Le rapport de force régional

OPINION / Certes, le monde a changé. Le Québec aussi. Le Saguenay–Lac-Saint-Jean ? Pas tant que ça !

En tout cas pas toujours pour le mieux.

Pendant que le monde changeait, nous devenions des exportateurs de cerveaux et de talents. Et s’étiolait l’idéal du royaume comme une patrie, ce fantasme de plus en plus sublimé, de moins en moins paradisiaque. Notre légendaire indépendance et notre esprit revendicateur ont peu à peu vacillé sous les forts vents de la mondialisation et du libéralisme économique.

Les semeurs de capitaux, ceux de Rio Tinto avant tout autre, ont bien senti que l’attractivité, et donc le rapport de force régional, avait faibli, que notre discours s’était mué en quémande à mesure que s’étalaient les statistiques défavorables sur l’état de la région.

Puis apparurent au milieu du désert économique « les grands projets », telles des caravanes salvatrices qui nous conduiraient jusqu’à l’oasis où coulent les rivières argentées du développement.

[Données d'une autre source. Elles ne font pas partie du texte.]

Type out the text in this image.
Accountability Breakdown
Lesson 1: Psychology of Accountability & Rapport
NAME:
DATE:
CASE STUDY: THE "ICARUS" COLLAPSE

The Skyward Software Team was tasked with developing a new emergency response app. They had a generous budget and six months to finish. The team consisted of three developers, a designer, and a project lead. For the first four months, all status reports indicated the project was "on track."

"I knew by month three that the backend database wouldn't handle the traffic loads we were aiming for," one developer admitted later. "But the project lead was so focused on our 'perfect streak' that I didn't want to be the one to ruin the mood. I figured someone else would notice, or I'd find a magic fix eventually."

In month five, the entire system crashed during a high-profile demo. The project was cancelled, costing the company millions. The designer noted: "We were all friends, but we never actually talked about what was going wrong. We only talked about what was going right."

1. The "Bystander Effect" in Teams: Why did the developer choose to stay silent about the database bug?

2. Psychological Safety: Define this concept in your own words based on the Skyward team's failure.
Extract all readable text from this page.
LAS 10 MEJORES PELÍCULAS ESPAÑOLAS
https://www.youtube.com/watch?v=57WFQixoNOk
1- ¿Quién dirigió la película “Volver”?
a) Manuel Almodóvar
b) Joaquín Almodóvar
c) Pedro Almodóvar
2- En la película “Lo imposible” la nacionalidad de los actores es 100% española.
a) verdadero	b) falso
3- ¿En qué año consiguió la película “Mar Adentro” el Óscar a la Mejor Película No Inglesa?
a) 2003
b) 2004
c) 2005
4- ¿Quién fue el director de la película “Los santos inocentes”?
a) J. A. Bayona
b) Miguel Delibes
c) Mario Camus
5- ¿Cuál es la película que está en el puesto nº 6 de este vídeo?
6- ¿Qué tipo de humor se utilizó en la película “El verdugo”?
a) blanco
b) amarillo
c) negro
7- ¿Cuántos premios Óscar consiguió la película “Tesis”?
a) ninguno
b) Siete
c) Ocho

Évidemment, il faut à la base s’assurer que chacun de ces projets ne soit pas un mirage, les évaluer précisément pour ce qu’ils sont, quelles en sont les retombées économiques, quels impacts ont-ils sur l’environnement, etc. Avec la meilleure des vigilances toutefois.

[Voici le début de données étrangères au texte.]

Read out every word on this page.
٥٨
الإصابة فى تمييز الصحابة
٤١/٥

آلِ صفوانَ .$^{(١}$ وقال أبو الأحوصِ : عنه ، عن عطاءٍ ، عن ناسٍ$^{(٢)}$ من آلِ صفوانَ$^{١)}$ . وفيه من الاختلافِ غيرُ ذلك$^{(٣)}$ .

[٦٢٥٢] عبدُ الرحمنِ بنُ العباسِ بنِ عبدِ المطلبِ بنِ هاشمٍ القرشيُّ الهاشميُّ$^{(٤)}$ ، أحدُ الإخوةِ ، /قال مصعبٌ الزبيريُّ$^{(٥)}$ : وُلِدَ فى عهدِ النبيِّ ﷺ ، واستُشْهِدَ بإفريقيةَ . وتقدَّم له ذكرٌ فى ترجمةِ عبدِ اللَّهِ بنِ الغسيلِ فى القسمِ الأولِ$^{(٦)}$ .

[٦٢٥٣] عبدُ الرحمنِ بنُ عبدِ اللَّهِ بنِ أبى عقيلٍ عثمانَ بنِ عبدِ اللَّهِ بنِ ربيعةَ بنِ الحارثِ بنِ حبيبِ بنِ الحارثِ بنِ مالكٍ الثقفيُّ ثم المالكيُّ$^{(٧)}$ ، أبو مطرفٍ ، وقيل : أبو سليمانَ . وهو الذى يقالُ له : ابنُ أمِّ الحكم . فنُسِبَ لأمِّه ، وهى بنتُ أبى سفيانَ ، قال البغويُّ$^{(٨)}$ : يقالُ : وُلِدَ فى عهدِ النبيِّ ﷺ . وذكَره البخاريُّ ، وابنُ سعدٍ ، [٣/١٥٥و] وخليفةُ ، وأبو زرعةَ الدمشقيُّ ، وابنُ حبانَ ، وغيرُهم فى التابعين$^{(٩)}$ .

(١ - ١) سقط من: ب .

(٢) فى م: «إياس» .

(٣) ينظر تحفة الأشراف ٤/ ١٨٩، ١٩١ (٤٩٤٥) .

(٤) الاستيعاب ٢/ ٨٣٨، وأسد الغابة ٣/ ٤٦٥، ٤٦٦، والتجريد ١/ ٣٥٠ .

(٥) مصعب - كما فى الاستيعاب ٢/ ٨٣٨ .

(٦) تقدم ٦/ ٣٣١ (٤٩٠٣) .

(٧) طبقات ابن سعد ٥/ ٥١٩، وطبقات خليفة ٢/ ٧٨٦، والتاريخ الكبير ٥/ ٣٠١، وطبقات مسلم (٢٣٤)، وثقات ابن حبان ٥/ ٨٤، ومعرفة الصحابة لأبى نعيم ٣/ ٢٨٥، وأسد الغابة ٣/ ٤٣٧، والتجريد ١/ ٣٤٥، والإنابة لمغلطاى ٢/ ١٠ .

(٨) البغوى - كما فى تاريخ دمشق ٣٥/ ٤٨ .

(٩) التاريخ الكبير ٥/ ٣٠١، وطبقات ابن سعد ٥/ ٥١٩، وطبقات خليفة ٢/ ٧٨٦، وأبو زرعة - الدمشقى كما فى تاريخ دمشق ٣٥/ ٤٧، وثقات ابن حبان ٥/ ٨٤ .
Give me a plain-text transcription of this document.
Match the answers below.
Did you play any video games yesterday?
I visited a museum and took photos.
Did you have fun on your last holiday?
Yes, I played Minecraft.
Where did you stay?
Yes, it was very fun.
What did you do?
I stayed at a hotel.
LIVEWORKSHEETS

Car derrière les relations corporatives habituelles se dressent les enjeux liés à la représentation, à la négociation et au processus décisionnel des pouvoirs publics. Actuellement, le tableau est loin d’être clair et cohérent. Port de Saguenay, qui relève du fédéral, s’active avec la complicité de la ville qui lui a vendu de vastes terrains, pour relancer définitivement le port de Grande-Anse et son parc industrialo-portuaire. Le gouvernement Legault, avec sa stratégie maritime, voit les projets d’un œil plus que favorable. Le milieu économique avec « Je crois en ma région » a pris le leadership de la campagne publique. Curieusement, au nom de la « souveraineté économique régionale ». Les opposants bien actifs, globalement issus du milieu de la protection de l’environnement, sont regroupés sous la Coalition fjord. Bref, nous sommes dans un affrontement entre les « pour » et les « contre ».

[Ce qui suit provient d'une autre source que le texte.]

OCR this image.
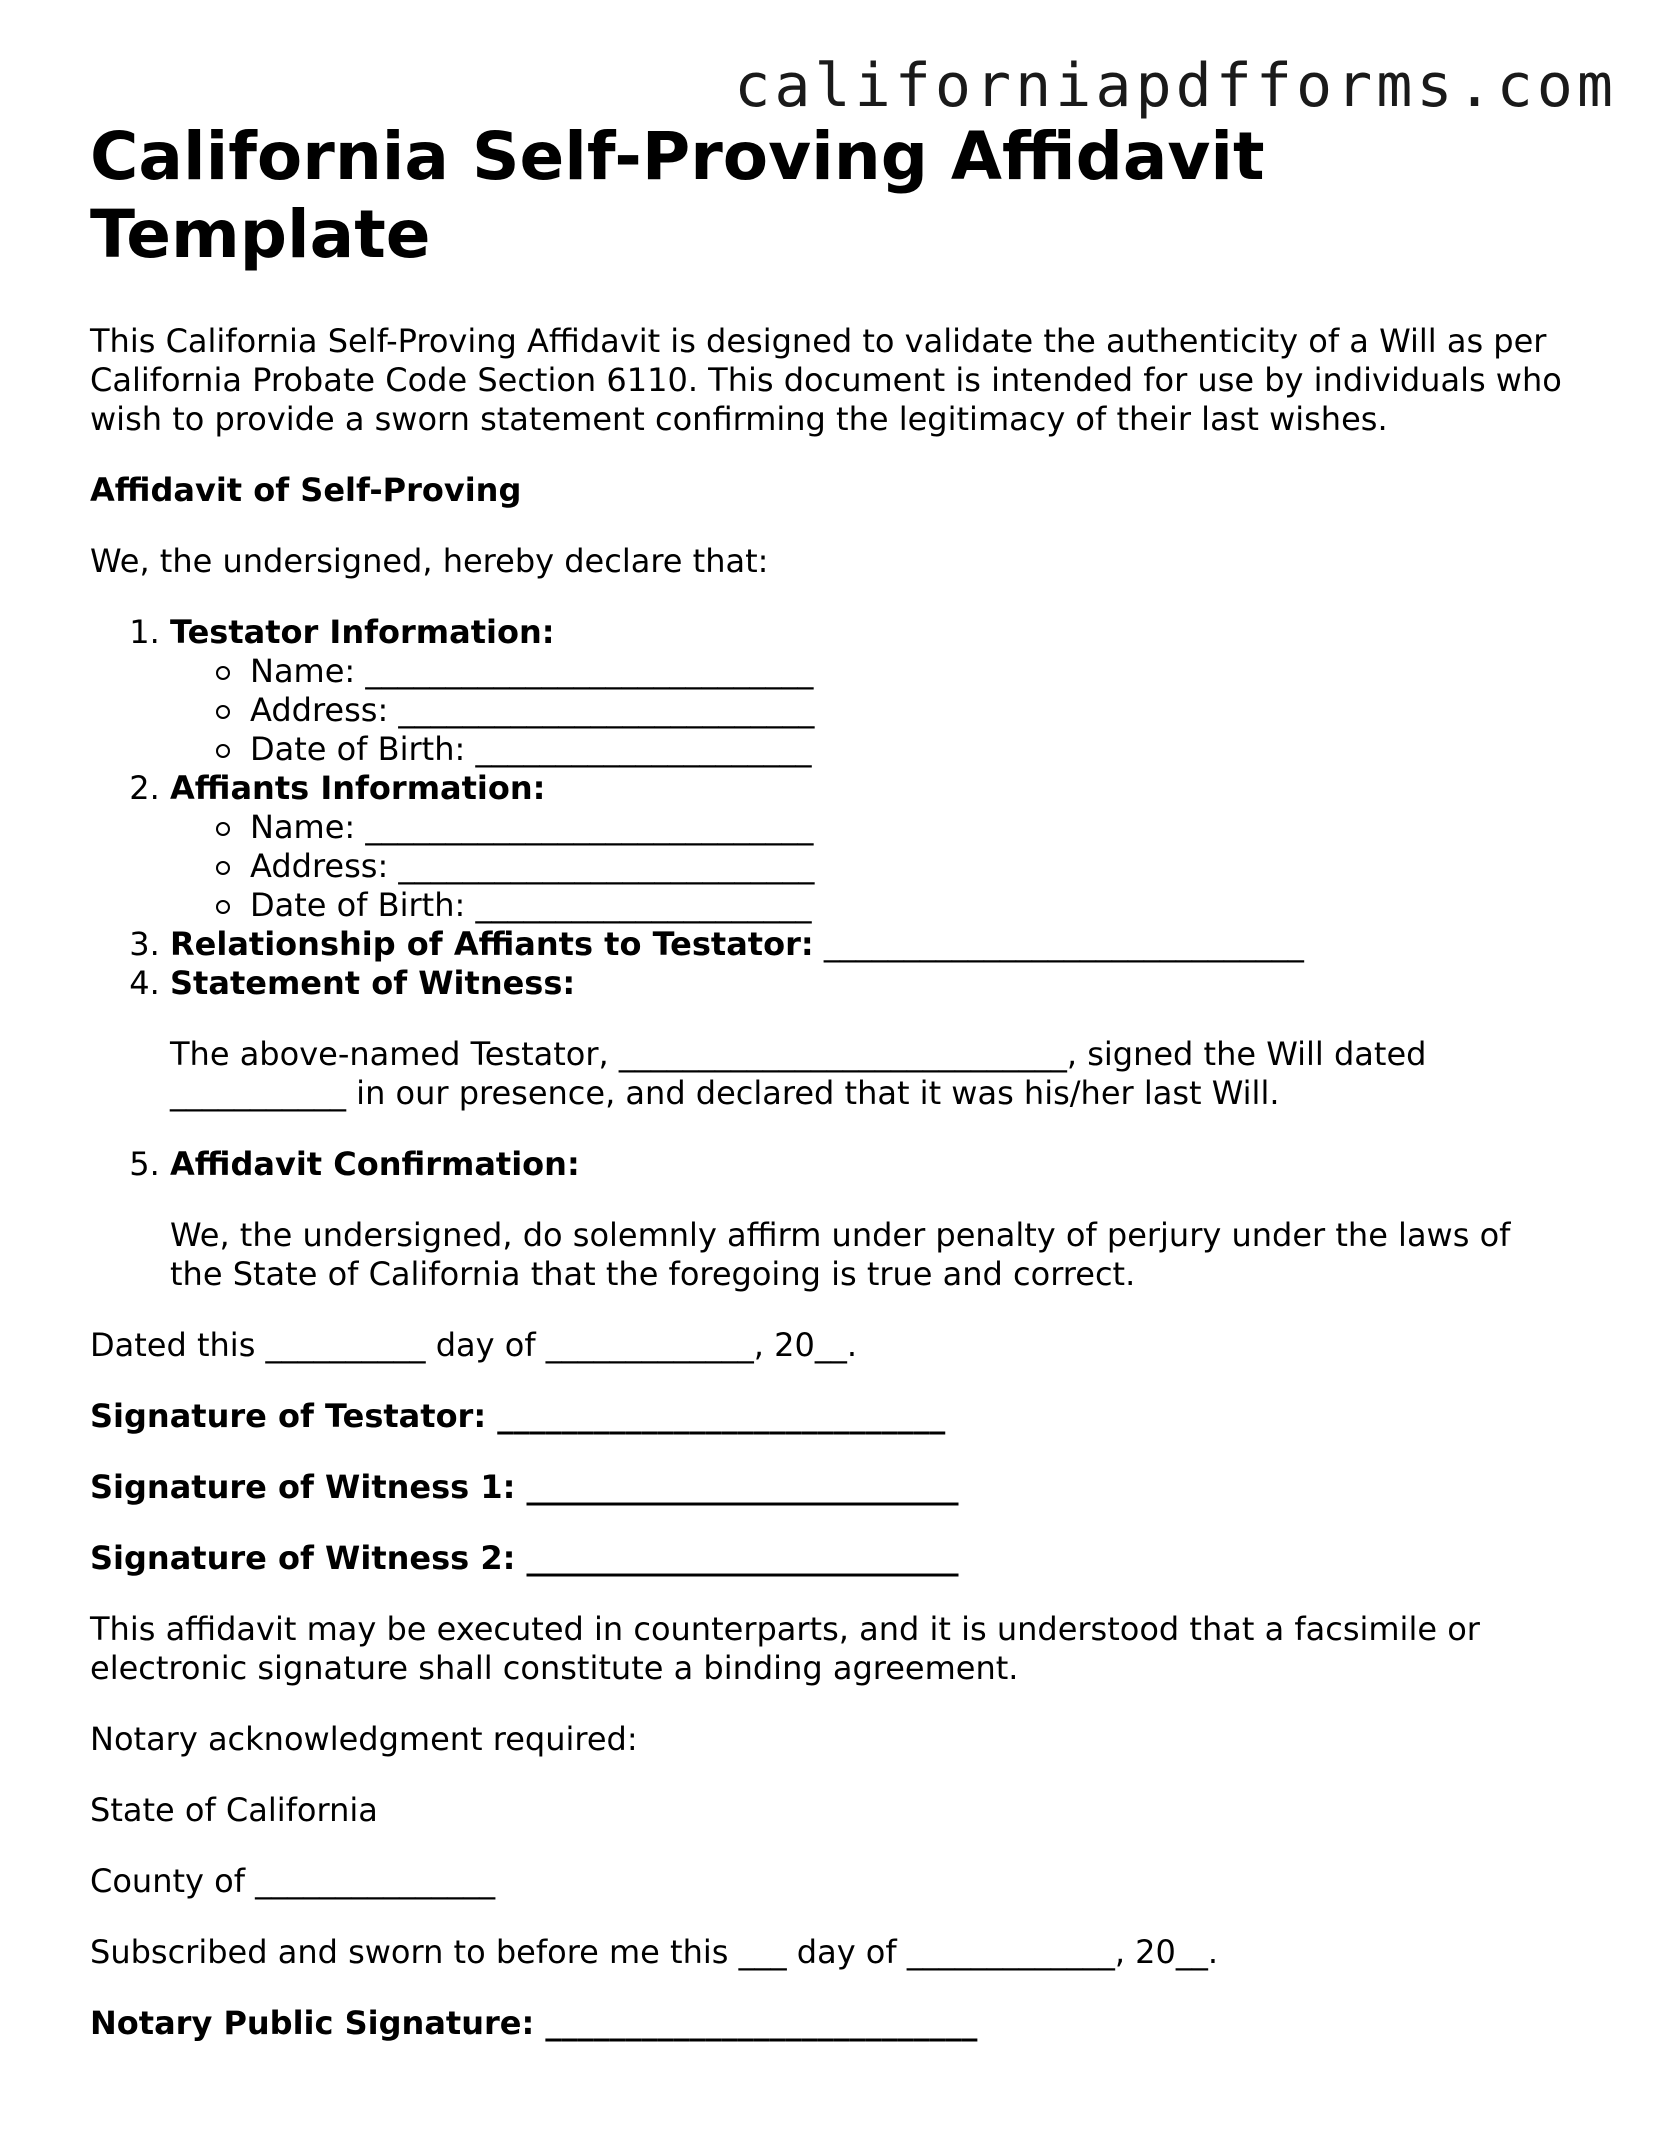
californiapdfforms.com
California Self-Proving Affidavit Template

This California Self-Proving Affidavit is designed to validate the authenticity of a Will as per California Probate Code Section 6110. This document is intended for use by individuals who wish to provide a sworn statement confirming the legitimacy of their last wishes.

Affidavit of Self-Proving

We, the undersigned, hereby declare that:

1. Testator Information:
Name: ____________________________
Address: __________________________
Date of Birth: _____________________
2. Affiants Information:
Name: ____________________________
Address: __________________________
Date of Birth: _____________________
3. Relationship of Affiants to Testator: ______________________________
4. Statement of Witness:

The above-named Testator, ____________________________, signed the Will dated ___________ in our presence, and declared that it was his/her last Will.

5. Affidavit Confirmation:

We, the undersigned, do solemnly affirm under penalty of perjury under the laws of the State of California that the foregoing is true and correct.

Dated this __________ day of _____________, 20__.

Signature of Testator: ____________________________

Signature of Witness 1: ___________________________

Signature of Witness 2: ___________________________

This affidavit may be executed in counterparts, and it is understood that a facsimile or electronic signature shall constitute a binding agreement.

Notary acknowledgment required:

State of California

County of _______________

Subscribed and sworn to before me this ___ day of _____________, 20__.

Notary Public Signature: ___________________________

Pourtant, je constate malheureusement que les « pour » laissent passer une occasion historique de recréer le rapport de force régional et mener une négociation ferme, mais réaliste avec les gouvernements et les promoteurs. L’objectif ? Obtenir des concessions, des contreparties et des outils qui (ré) activeraient le développement endogène du Saguenay–Lac-Saint-Jean. Des gains qui pourraient, pourquoi pas, bonifier la réalisation des grands projets eux-mêmes.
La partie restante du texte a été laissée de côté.